Thessalonique : Après environ 20 ans de travaux, le métro est en service. Les trains sans conducteur réduisent le trafic et la pollution, et les stations exposent les artefacts anciens découverts lors des travaux. Le projet de 3 milliards d'euros a été réalisé grâce au soutien de l'UE et de la BEI.
Thessalonique, parfois baptisée « Paris de la Grèce du Nord », est une ville célèbre pour son riche patrimoine, sa nourriture incroyable et sa vie nocturne animée. Mais pendant bien trop longtemps, elle était également connue pour autre chose : des embouteillages épiques. L'ensemble du centre-ville, où vivent 320 000 personnes, est coincé entre un golfe et les collines, créant un goulot d'étranglement massif. Et toutes ces voitures avançant au ralenti produisaient l'une des pires pollutions de l'air de l'ensemble de l'Union européenne.
Quelque chose devait changer. Et récemment, cela a finalement été le cas.
À la fin de 2024, après deux décennies de construction incroyablement complexe, Thessalonique a dévoilé sa toute première ligne de métro. C'est un système souterrain rapide et ultra-moderne qui transforme la vie des habitants comme Marina Argyrou, une employée de la compagnie de métro qui vit dans une banlieue mais doit souvent se rendre à l'entreprise de sa famille dans le centre-ville. Avant le métro, Marina devait conduire, et le trafic était douloureusement lent, ce qui lui prenait souvent une demi-heure ou plus, sans compter le temps pour trouver une place de parking, qui était un véritable défi. Maintenant, elle peut atteindre sa destination en seulement 15 minutes.

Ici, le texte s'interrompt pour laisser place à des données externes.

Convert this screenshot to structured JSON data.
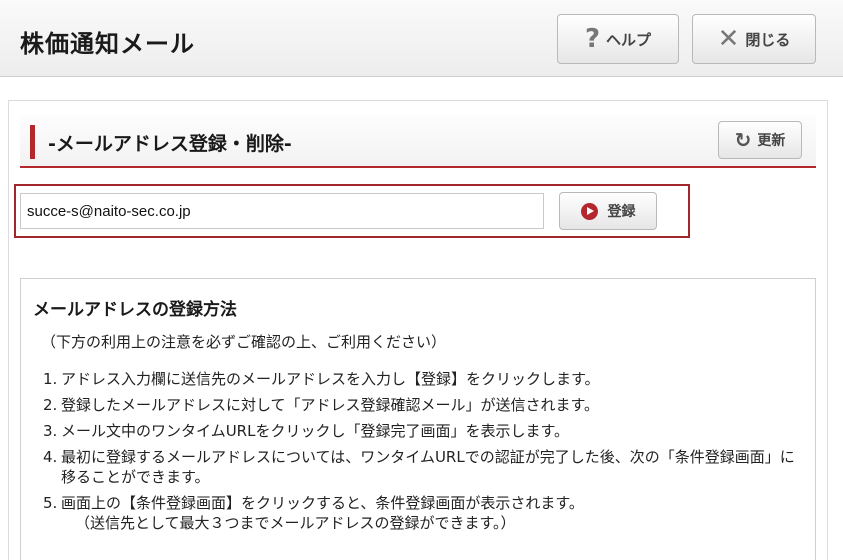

La ligne principale s'étend sur plus de 10 kilomètres, avec actuellement 13 stations à la pointe de la technologie reliées par des trains rapides fabriqués en Italie. Ces trains fonctionnent sans conducteur. Les portes s'ouvrent et se ferment automatiquement, parfaitement synchronisées avec les portes des quais pour une sécurité maximale. Les trains parcourent leurs itinéraires en totale autonomie, transportant près de 20 000 passagers par heure dans chaque direction.
Le cerveau de tout cela est le centre de contrôle des opérations, où chaque mouvement dans le métro est surveillé et contrôlé en temps réel.
Des villes comme Copenhague disposent de systèmes similaires, mais pour la Grèce, c'est un projet sans précédent. Les avantages sont évidents : une flexibilité bien plus grande, une meilleure sécurité, un respect parfait des horaires et une efficacité globale accrue. Et si au début certains passagers étaient nerveux à l'idée de voyager dans des trains sans conducteur, ils s'y sont rapidement habitués.
Mais construire le métro du futur impliquait de fouiller dans le passé, littéralement. Le sol de Thessalonique regorge de trésors archéologiques inestimables. Pour les préserver, les tunnels ont dû être creusés beaucoup plus profondément que prévu initialement, et la conception de plusieurs stations a été modifiée au cours du processus. La construction est devenue la plus grande fouille archéologique de Grèce du Nord, révélant plus de 300 000 artefacts. Aujourd'hui, certaines stations font également office de musées souterrains uniques.
Mais ce travail minutieux a eu un coût : des retards et des dépassements de budget, aggravés par les difficultés financières de la Grèce et les défis administratifs. Au final, il a fallu plus de 3 milliards d'euros d'investissement et deux décennies de travaux pour l'achever.
Les coûts totaux ayant atteint 3 milliards d'euros et le projet risquant de perdre son soutien en raison de l'augmentation des coûts et de la complexité, l'UE est intervenue, fournissant plus d'1 milliard d'euros provenant de ses fonds de la politique de cohésion, tandis que la Banque européenne d'investissement (BEI) ajoutait des centaines de millions d’euros en prêts.
Et ce n'est qu'un début. Ces 13 premières stations ne constituent que la première phase. La ligne principale est sur le point d'être prolongée, avec d'autres projets visant à atteindre davantage de banlieues, stimulant ainsi la croissance économique, créant des emplois et attirant des touristes pour explorer les musées et galeries souterrains, tous accessibles avec un simple billet de métro.